Commercial property transaction volumes in the UK and Europe have been ticking up over the past quarter, with a number of large institutional investors snapping up assets.
Several are reporting notable shifts in the locations investors are backing, though, with economies across Europe growing or slowing at distinctively different speeds.
AXA Real Estate Investment Managers says it completed €2.13 billion (£1.88 billion) of transactions in Europe in the first half of the year, some €1.19 billion of which comprised acquisitions.
The group said there had been a change in the geographical focus compared with 2010. Some 46% of its acquisitions took place in the UK compared with 25% last year and 19% in France compared with 18%. That said, 60% of the €939 million of sales it completed were in France, marking a major net move out of the country.
Notable transactions in the first half of the year included the acquisition of 20 Gresham Street, a fully let 240,000 square foot prime central London office, and 28 petrol stations in northern Spain.
‘We have continued to accelerate our transactional activities following the progress we made last year, delivering a number of key deals to support our clients’ strategies,’ says Anne Kavanagh, global head of AXA Real Estate Property Services Group. ‘We have completed 80 transactions in the first half of the year, only made possible by our specialist in-house teams located across our key territories.
‘With a further €3 billion of deals already at various stages of due diligence, we expect to continue our strong momentum for the rest of the year.’

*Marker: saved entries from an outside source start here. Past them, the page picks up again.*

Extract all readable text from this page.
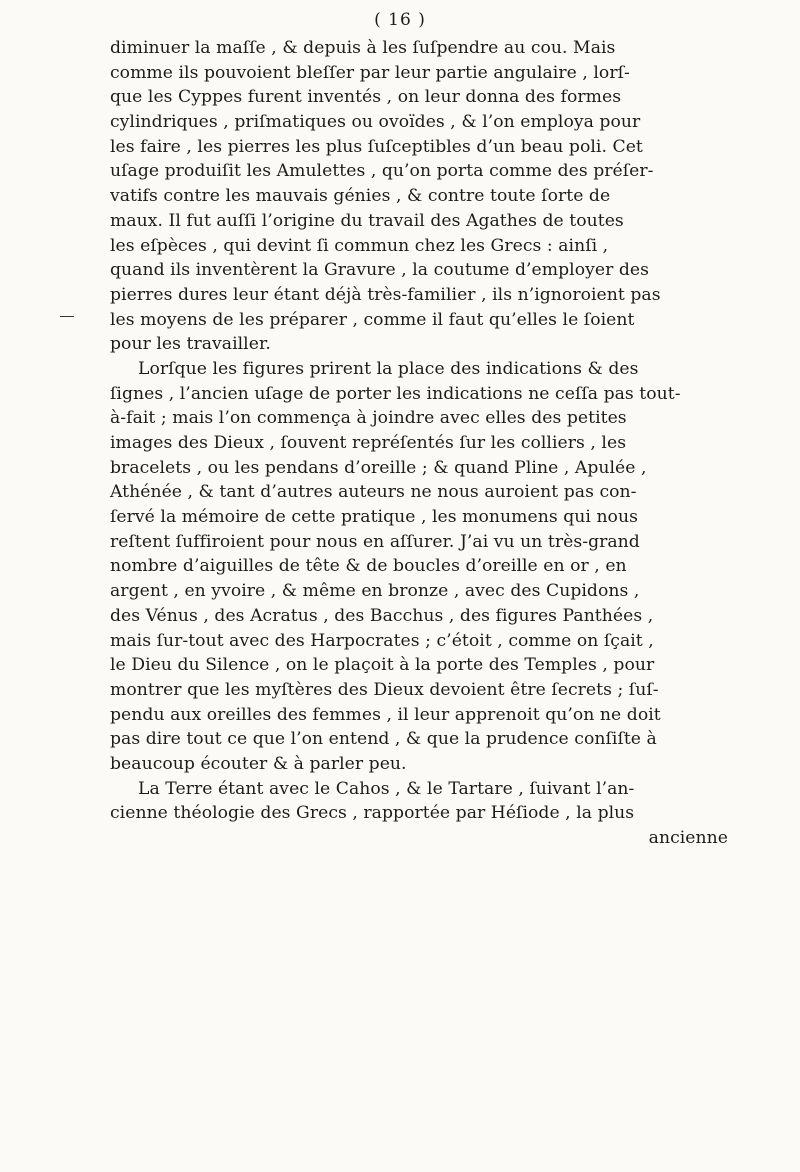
( 16 )
diminuer la maſſe , & depuis à les ſuſpendre au cou. Mais
comme ils pouvoient bleſſer par leur partie angulaire , lorſ-
que les Cyppes furent inventés , on leur donna des formes
cylindriques , priſmatiques ou ovoïdes , & l’on employa pour
les faire , les pierres les plus ſuſceptibles d’un beau poli. Cet
uſage produiſit les Amulettes , qu’on porta comme des préſer-
vatifs contre les mauvais génies , & contre toute ſorte de
maux. Il fut auſſi l’origine du travail des Agathes de toutes
les eſpèces , qui devint ſi commun chez les Grecs : ainſi ,
quand ils inventèrent la Gravure , la coutume d’employer des
pierres dures leur étant déjà très-familier , ils n’ignoroient pas
les moyens de les préparer , comme il faut qu’elles le ſoient
pour les travailler.
Lorſque les figures prirent la place des indications & des
ſignes , l’ancien uſage de porter les indications ne ceſſa pas tout-
à-fait ; mais l’on commença à joindre avec elles des petites
images des Dieux , ſouvent repréſentés ſur les colliers , les
bracelets , ou les pendans d’oreille ; & quand Pline , Apulée ,
Athénée , & tant d’autres auteurs ne nous auroient pas con-
ſervé la mémoire de cette pratique , les monumens qui nous
reſtent ſuffiroient pour nous en aſſurer. J’ai vu un très-grand
nombre d’aiguilles de tête & de boucles d’oreille en or , en
argent , en yvoire , & même en bronze , avec des Cupidons ,
des Vénus , des Acratus , des Bacchus , des figures Panthées ,
mais ſur-tout avec des Harpocrates ; c’étoit , comme on ſçait ,
le Dieu du Silence , on le plaçoit à la porte des Temples , pour
montrer que les myſtères des Dieux devoient être ſecrets ; ſuſ-
pendu aux oreilles des femmes , il leur apprenoit qu’on ne doit
pas dire tout ce que l’on entend , & que la prudence conſiſte à
beaucoup écouter & à parler peu.
La Terre étant avec le Cahos , & le Tartare , ſuivant l’an-
cienne théologie des Grecs , rapportée par Héſiode , la plus
ancienne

Reflecting the growing liquidity in continental European markets, the Peakside Real Estate Fund 1 has just sold a combined retail, office and residential complex in Berlin’s Kurfürstendamm, one of the city’s main central thoroughfares.
The fully let 4,000 square metre building, which Peakside bought in 2008, was sold for £12 million, a 15% premium to its latest valuation.
‘The current focus by investors in the German market on narrowly defined core products creates an outstanding market opportunity for us to exit stabilised assets at or above target prices,’ says Stefan Aumann, head of asset management at Peakside Capital. ‘The sale will enable us to reinvest the proceeds in more attractively priced product both within Germany and elsewhere in Europe.’
In terms of locations for new investments, the Belgian and Dutch industrial markets are leading the way, says Capital Economics property economist James Purvis, but he warns the strength of the low countries’ industrial sectors is unlikely to be sustainable in the short term.
‘The relatively strong macro drivers of industrial occupier demand in Belgium and the Netherlands are consistent with the fact that industrial rents in Brussels and Amsterdam are outperforming the rest of the region,’ he says. ‘However, we suspect that even the modest rental growth seen so far in both markets will prove temporary because, in common with the rest of the Eurozone, slowing industrial production growth and excess manufacturing capacity will prevent upwards pressures on rents from building.’